Named ‘Best Live Act’ by MK, in 2014, Jeremy independently released his debut album ‘Trading Change’, which spawned the huge hit single ‘Down South’. By then, his live show had taken off abroad and after touring the States and Europe, he was handpicked by Twenty One Pilots to support them on their Blurryface tour.
This experience served as his formal introduction to European audiences, where he now routinely sells out 3000+ capacity rooms across the Netherlands, Germany, Switzerland, and Czech Republic for his headline shows, with that number swelling to 5000 in the United Kingdom. Marquee festivals like Lollapalooza Paris, Hurricane, Southside, Oceaga, Boardmasters and many others took note, booking Jeremy in increasingly prominent slots.
In 2018 came ‘Critical As Water’, a second album which featured co-writes with Will Hicks (Ed Sheeran) and Jake Gosling (Lady Gaga, James Bay).
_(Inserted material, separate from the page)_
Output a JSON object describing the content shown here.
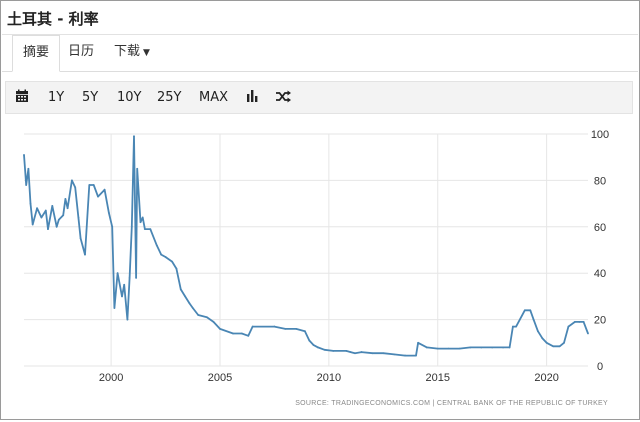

The singles ‘Waves’, ‘Freak’ and ‘Gold’ took off at radio in South Africa and around the world, with the latter being playlisted on BBC Radio 2. An MTV Africa Award for Best Alternative Album crowned his achievement with Critical As Water. Last year, Jeremy was invited to a private after party when Ed Sheeran played his first stadium shows here in South Africa. The pair hit it off straight away.
‘He said I was a better loop artist than he is’ laughs Jeremy. ‘Very kind, but not true! But we are very similar artists, in many aspects of our jobs. We spent the night drinking and talking shop, and he suggested we write together. I thought he was joking, but six months later I was in his studio in his hometown and we wrote two absolute bangers, at least one of which will be on my next album.’
After a decade being an independent artist, turning down label offers on a daily basis, earlier this year Jeremy signed a licensing deal with Universal Music South Africa.
‘ I’m excited to partner with Universal Music in South Africa. We’ve struck a deal where I retain ownership and ultimate control, but they bring in their years of experience, resources, and incredible team to help me take my music further. It’s the dream situation for an independent spirit like me where a major label joins a team and shares our vision.’
In Europe, Jeremy has partnered with Decca in the United Kingdom and Polydor in Germany, both of which are Universal Music Group imprints.